The bulk of chapters 11 & 12 basically read as a holy “roll call.” While the inclusion of the long list of names do not make for much intriguing reading, (comparable to phone book reading for pleasure perhaps), it should prompt the reader to understand how a God of detail fondly remembers those who have been faithful to the cause, working to restore and revive His name.  These were brave families returning to a city in ruins, desperate to see God’s glory shine again in their land.

The end of chapter 12 sets the scene for one of the greatest days in the history of this holy community – a party of all parties! Imagine the pageantry of a redeemed people taking back their rightful place as they occupied the strategic places of Jerusalem and dedicated the walls. The atmosphere must have been electric and how the people must have rejoiced.

In chapter 13 it is apparent that Nehemiah returned to the king of Babylon for an undisclosed amount of time. Upon return to Jerusalem he finds that some of Israel’s enemies are residing and thriving within the city once again. He is outraged and leads a purging once again of foreign worship and mixed marriages. He institutes financial support of the temple and demands observance of the Sabbath.
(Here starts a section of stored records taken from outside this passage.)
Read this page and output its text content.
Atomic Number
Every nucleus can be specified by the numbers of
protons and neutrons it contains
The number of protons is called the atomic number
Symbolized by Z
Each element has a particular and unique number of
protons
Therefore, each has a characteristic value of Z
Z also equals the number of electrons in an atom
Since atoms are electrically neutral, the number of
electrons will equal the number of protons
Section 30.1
He concludes the chapter and book by asking God to fondly remember him with favor for the work he has done there.

Reflecting over today’s reading this entire account reminds me of an upcoming event where new residents will move in, dedication and reforms will begin to unfold, and great service will be remembered in celebration. A “changing of the guard” of our own Church of God of the Abrahamic Faith headquarters will soon be taking place. Slated for the second week of January 2017, a new CEO, Chief Executive Officer, will begin to learn and assume duties as the leader of our General Conference and Bible College in Atlanta, Georgia. I am diligently praying for Seth Ross as he takes the baton from Dr. Joe Martin to lead our organization. I hope you are too.
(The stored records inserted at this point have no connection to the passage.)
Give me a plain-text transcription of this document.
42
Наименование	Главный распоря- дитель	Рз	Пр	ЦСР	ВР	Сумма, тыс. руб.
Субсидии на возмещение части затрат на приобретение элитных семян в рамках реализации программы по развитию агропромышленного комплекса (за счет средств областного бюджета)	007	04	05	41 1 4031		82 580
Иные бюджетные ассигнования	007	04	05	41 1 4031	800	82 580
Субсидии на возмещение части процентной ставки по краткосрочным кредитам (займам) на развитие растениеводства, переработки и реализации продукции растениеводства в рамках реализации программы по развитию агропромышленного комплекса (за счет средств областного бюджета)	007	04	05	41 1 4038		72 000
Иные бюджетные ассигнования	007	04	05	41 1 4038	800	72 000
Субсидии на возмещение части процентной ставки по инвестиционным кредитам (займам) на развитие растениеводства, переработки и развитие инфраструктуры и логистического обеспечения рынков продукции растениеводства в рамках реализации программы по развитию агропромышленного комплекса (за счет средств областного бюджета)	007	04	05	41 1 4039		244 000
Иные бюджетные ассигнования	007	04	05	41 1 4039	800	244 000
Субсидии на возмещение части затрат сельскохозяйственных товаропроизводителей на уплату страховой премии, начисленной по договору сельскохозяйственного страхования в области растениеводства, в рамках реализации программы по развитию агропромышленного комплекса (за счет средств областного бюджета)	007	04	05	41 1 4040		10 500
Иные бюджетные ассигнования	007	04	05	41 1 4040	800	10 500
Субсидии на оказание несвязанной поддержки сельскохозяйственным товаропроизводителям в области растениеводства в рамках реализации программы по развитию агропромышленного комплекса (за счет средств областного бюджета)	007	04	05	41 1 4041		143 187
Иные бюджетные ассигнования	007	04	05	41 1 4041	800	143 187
The Book of Nehemiah provides a great illustration of how prayer and hard work can accomplish seemingly impossible things when a person determines to trust and obey God. Nehemiah was a man of responsibility, vision, prayer, action, cooperation, and compassion. Thank you, Dr. Joe, for displaying those same qualities over the years. We are excited about the future as Seth Ross, another dedicated leader, takes the reins to rightly divide the Word of Truth and the work of God in our conference. May it be our prayer that just as in Nehemiah’s day, many will hear and answer the call to follow as well. May you remember us all with favor, O God, as we long for your Son’s return and work for Your renown!

Julie Driskill

 

Julie Driskill is an encourager who celebrates the process of Divine pilgrimage wide open.  She’s never met a stranger and her distinguishable laugh is a dead give away in a crowded room.   
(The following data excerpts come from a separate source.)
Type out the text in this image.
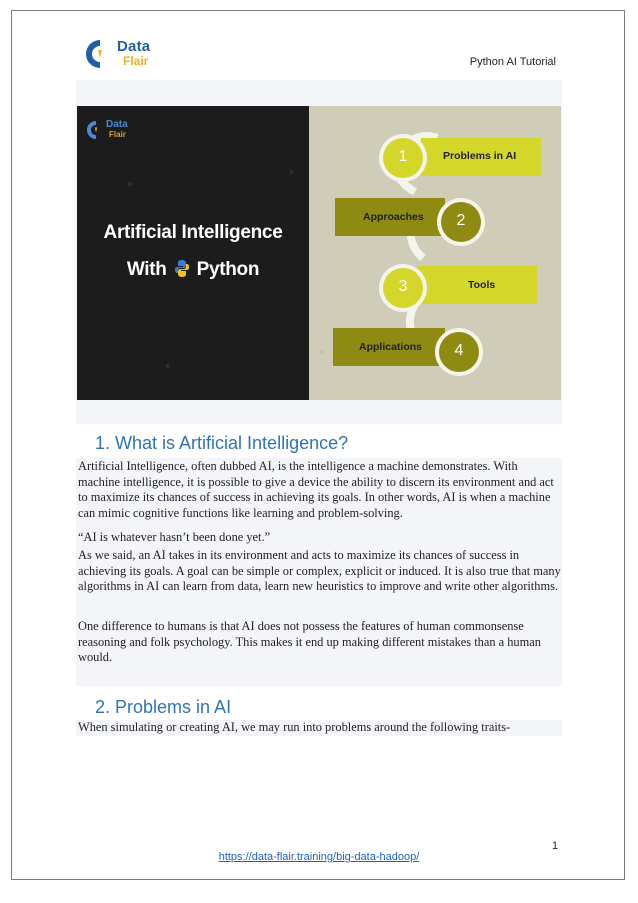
Data
Flair	Python AI Tutorial
Data
Flair
◆
◆
◆
◆
Artificial Intelligence
With Python
1	Problems in AI
2
Approaches
3	Tools
4
Applications
1. What is Artificial Intelligence?

Artificial Intelligence, often dubbed AI, is the intelligence a machine demonstrates. With machine intelligence, it is possible to give a device the ability to discern its environment and act to maximize its chances of success in achieving its goals. In other words, AI is when a machine can mimic cognitive functions like learning and problem-solving.

“AI is whatever hasn’t been done yet.”

As we said, an AI takes in its environment and acts to maximize its chances of success in achieving its goals. A goal can be simple or complex, explicit or induced. It is also true that many algorithms in AI can learn from data, learn new heuristics to improve and write other algorithms.

One difference to humans is that AI does not possess the features of human commonsense reasoning and folk psychology. This makes it end up making different mistakes than a human would.

2. Problems in AI

When simulating or creating AI, we may run into problems around the following traits-

1
https://data-flair.training/big-data-hadoop/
Receiving a B.A. in Education from the Clayton State University, Morrow, GA, she jointly attended Atlanta Bible College where she studied and worked for several years.  Julie’s philosophy of life revolves around service.  One of her favorite life quotes is “Service is the rent we pay to be living.  It is the very purpose of life….and not something you do in your spare time.” – Edelman

With the steadfast support of friends and family over the past twenty years she has pursued this goal of service by developing and implementing the work of Higher Ground Camp, an Ohio based 501 (c) (3).    

For the past two years Julie has expanded her duties to collaborate with Family & Youth Initiatives, of New Carlisle, Ohio, as an in-school educator for the Real Life Teen Choices Program. She teaches sexual risk avoidance curriculum to students in grades 6-12 in public and private schools in eight counties. Developing after-school leadership programs and peer to peer mentoring networks for at-risk youth has become her specialty.